We need to stop 'cherishing' the Constitution as if it were a family heirloom and ask if the institutions derived from its provisions actually function properly and if the privileges and immunities stated in black letters are more than minimally intelligible.

That is the most ignorant thing I've seen you write on here, AD.

Ignorant of what?

I dunno - maybe this was genius irony I missed. Maybe you meant that "we need to stop cherishing the Constitution as a family heirloom" as a way of saying "we need to pull the Constitution out of the attic and wipe the dust off its pages."

But yeah - you are ignorant of the American tradition if you think that the Constitution is worthless, not unlike Segal and Spaeth.

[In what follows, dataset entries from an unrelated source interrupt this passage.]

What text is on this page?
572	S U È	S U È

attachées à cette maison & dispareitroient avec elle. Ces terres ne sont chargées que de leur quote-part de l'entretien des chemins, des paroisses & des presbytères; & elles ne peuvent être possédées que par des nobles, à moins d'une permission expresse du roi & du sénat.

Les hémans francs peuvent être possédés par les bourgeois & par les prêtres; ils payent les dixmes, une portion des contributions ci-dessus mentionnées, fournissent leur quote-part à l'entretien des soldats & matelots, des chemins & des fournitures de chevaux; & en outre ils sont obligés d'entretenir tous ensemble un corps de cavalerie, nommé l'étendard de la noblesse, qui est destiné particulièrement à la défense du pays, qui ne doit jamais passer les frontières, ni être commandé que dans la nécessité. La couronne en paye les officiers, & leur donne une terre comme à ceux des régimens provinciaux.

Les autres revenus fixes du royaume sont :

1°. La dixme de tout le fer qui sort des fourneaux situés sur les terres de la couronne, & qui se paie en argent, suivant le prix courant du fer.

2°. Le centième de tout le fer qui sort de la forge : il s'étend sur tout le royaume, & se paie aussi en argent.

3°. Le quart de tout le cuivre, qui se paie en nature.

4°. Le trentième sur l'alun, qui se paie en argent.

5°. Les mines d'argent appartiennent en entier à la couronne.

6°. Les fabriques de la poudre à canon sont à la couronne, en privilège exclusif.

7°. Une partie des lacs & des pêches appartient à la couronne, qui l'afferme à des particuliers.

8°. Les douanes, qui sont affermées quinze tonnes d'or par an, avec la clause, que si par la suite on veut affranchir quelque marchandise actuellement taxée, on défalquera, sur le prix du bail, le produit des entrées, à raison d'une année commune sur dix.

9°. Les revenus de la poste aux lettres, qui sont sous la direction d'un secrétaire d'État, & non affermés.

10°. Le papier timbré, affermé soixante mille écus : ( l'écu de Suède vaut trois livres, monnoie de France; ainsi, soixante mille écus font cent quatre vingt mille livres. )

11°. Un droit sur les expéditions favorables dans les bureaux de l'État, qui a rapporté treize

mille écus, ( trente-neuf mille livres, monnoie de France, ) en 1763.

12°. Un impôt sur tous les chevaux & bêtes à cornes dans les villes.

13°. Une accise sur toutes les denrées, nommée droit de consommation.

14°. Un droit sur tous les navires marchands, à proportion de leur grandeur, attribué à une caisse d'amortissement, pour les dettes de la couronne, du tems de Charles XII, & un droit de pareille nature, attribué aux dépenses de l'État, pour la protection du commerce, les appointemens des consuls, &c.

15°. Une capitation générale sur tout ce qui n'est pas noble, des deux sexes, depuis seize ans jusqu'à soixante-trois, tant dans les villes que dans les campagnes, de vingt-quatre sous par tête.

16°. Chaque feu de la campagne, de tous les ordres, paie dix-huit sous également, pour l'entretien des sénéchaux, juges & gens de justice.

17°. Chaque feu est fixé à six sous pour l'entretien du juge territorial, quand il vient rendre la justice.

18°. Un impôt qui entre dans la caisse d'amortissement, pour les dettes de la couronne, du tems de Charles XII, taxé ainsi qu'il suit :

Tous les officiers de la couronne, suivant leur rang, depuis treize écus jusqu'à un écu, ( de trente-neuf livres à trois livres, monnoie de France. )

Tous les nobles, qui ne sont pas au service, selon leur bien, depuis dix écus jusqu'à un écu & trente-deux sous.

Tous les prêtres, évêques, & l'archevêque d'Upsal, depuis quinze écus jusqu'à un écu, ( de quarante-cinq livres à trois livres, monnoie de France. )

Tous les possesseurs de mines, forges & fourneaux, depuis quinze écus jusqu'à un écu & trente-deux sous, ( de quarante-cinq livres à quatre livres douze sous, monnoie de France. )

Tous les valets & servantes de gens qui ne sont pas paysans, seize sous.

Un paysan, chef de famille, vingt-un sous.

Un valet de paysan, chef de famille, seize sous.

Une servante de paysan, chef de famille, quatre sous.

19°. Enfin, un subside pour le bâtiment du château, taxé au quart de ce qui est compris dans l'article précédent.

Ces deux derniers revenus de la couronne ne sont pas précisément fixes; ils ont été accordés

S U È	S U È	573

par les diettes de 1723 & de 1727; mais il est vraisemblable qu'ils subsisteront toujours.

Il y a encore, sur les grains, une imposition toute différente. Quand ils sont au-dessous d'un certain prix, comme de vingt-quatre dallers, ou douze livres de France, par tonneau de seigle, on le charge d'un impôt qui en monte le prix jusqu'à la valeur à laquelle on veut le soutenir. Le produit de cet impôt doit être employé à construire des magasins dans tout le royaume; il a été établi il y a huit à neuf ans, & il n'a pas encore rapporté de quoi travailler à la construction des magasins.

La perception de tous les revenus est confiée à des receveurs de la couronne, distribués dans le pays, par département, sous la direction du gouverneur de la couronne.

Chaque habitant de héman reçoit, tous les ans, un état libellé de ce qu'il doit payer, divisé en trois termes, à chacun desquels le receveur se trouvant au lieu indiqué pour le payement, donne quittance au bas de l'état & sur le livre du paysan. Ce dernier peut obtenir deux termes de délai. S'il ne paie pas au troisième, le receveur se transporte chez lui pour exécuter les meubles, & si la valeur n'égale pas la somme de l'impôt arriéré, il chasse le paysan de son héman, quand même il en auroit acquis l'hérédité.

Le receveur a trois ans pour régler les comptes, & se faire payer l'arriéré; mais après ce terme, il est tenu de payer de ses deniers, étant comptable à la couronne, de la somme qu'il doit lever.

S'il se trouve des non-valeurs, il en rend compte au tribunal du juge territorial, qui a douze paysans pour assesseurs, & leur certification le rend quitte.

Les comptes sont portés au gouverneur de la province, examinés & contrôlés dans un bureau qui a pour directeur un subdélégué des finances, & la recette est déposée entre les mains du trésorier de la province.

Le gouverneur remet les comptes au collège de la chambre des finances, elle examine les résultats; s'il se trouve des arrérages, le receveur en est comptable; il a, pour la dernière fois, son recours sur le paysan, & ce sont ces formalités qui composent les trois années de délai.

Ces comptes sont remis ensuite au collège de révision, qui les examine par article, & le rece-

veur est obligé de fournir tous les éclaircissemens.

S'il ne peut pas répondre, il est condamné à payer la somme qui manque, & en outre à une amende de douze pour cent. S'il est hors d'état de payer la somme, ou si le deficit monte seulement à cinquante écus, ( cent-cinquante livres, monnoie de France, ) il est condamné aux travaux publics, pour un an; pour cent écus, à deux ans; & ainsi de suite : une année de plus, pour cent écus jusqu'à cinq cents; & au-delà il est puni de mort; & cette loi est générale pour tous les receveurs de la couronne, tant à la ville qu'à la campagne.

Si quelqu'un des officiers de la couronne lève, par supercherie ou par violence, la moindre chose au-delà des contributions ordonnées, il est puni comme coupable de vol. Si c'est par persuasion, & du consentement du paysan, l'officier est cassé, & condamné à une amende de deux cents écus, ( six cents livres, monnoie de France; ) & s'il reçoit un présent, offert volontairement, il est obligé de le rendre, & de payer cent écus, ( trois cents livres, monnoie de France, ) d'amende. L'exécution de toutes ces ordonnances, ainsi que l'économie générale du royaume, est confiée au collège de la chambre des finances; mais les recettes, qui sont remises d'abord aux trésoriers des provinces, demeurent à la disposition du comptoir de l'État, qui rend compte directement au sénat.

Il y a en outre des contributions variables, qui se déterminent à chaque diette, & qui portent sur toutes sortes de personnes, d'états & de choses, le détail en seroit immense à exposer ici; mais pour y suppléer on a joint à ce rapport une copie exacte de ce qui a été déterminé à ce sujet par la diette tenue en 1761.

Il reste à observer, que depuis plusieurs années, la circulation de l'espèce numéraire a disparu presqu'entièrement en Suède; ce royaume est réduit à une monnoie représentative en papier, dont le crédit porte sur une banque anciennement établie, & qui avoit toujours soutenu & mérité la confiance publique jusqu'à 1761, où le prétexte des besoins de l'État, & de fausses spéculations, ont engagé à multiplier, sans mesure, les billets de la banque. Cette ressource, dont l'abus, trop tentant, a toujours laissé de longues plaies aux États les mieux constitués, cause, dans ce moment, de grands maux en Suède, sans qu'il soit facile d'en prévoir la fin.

The Constitution is not a piece of imaginitive literature or a portrait. To alter it is not to corrupt it. It is a law erecting a particular institutional architecture. Does the architecture derived from that law achieve certain ends? If not, is the fault derived from the law or some other source?

It does not make any sense to refer to my statement as 'ignorant'. I adduced nothing factual in my comment.

Paulette's penultimate statement is that constitutional language is abolutely optimal. I cannot figure why he would think that.

I don't really see how someone can demonstrate the impenetrability of their speech by hiding behind the fact-value distinction.

I see it, but I don't see it as sensible.